Muy buenos días, huerto. Saludo la frescura

que brota de las ramas de tu durazno en flor;

formada de rosales tu calle de Florida

mira pasar la Gloria, la Banca y el Sport.

 

Un pájaro poeta, rumia en su buche versos;

chismoso y petulante, charlando va un gorrión;

las plantas trepadoras conversan de política;

las rosas y los lirios, del arte y del amor.

 

Rigiendo su cuadriga de mágicas libélulas,

de sueños millonario, pasa el travieso Puck;

y, espléndida Sportwoman, en su celeste carro,

la emperatriz Titania seguida de Oberón.

 

De noche, cuando muestra su medio anillo de oro,

bajo el azul tranquilo, la amada de Pierrot,

es una fiesta pálida la que en el huerto reina,

toca en la lira el aire su do-re-mi-fa-sol.

 

Curiosas las violetas a su balcón se asoman.

Y una suspira: «¡lástima que falte el ruiseñor!»

Los silfos acompasan la danza de las brisas

en un walpurgis vago de aroma y de visión.

 

De pronto se oye el eco del grito de la pampa,

brilla como una puesta del argentino sol;

y un espectral jinete, como una sombra cruza,

sobre su espalda un poncho; sobre su faz, dolor.

 

-«¿Quién eres, solitario viajero de la noche?»

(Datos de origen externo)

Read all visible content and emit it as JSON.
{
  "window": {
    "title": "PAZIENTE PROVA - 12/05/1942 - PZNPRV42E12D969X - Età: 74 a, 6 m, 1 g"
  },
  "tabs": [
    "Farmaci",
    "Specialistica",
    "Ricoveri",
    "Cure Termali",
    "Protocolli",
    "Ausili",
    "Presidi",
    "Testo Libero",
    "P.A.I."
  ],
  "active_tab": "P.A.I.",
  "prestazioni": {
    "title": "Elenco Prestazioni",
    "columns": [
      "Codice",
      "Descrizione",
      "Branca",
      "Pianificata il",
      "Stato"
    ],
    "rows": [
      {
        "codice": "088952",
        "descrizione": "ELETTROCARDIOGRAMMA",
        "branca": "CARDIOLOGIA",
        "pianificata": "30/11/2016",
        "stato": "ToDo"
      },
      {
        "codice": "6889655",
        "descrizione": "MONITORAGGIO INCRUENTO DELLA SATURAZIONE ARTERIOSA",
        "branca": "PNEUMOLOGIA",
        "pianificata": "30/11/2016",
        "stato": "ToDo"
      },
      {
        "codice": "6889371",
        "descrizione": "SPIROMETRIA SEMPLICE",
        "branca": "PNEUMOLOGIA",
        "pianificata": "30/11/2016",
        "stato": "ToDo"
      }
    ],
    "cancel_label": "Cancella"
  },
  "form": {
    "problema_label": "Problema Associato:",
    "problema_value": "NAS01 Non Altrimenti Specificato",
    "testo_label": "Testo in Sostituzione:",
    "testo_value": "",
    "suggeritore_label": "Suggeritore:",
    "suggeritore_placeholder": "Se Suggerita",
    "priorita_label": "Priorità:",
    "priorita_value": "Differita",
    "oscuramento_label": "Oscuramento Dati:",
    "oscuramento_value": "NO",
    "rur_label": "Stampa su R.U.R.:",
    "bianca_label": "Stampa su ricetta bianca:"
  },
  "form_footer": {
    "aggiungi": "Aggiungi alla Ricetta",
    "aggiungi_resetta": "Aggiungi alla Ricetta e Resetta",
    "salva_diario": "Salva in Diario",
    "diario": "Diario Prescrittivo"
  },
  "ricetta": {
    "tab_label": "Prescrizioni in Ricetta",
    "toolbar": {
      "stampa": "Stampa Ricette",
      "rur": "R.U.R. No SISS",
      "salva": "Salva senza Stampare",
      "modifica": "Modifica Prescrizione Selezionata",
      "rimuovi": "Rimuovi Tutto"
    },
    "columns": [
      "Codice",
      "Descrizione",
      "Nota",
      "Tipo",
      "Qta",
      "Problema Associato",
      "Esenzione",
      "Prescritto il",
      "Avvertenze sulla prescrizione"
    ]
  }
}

-«Yo soy la Poesía que un tiempo aquí reinó:

¡Yo soy el postrer gaucho que parte para siempre,

de nuestra vieja patria llevando el corazón!»

 

 

La página blanca

 

Mis ojos miraban en hora de ensueños

la página blanca.

 

Y vino el desfile de ensueños y sombras.

¡Y fueron mujeres de rostros de estatua,

mujeres de rostros de estatua de mármol,

tan tristes, tan dulces, tan suaves, tan pálidas!

 

¡Y fueron visones de extraños poemas,

de extraños poemas de besos y lágrimas,

de historias que dejan en crueles instantes

las testas viriles cubiertas de canas!

 

¡Qué cascos de nieve que pone la suerte!

¡Qué arrugas precoces cincela en la cara!

¡Y cómo se quiere que vayan ligeros

los tardos camellos de la caravana!

 

Los tardos camellos,

-como las figuras en un panorama-,

cual si fuesen un desierto de hielo,

atraviesan la página blanca.

 

Este lleva

una carga

de dolores y angustias antiguas,

angustias de pueblos, dolores de razas;

¡dolores y angustias que sufren los Cristos

que vienen al mundo de víctimas trágicas!

 

Otro lleva

en la espalda

el cofre de ensueños, de perlas y oro,

que conduce la Reina de Saba.

 

Otro lleva

una caja

en que va, dolorosa difunta,

como un muerto lirio la pobre Esperanza.

 

Y camina sobre un dromedario

la Pálida,

la vestida de ropas obscuras,

la Reina invencible, la bella inviolada:

la Muerte.

 

¡Y el hombre,

a quien duras visiones asaltan,

el que encuentra en los astros del cielo

prodigios que abruman y signos que espantan,

mira al dromedario

de la caravana

como al mensajero que la luz conduce,

en el vago desierto que forma

la página blanca!

 

 

Cosas del Cid

 

Cuenta Barbey, en versos que valen bien su prosa,

una hazaña del Cid, fresca como una rosa,

pura como una perla. No se oyen en la hazaña

resonar en el viento las trompetas de España,

no el azorado moro las tiendas abandona

al ver al sol el alma de acero de Tizona.

Babieca descansando del huracán guerrero,

tranquilo pace, mientras el bravo caballero

sale a gozar del aire de la estación florida.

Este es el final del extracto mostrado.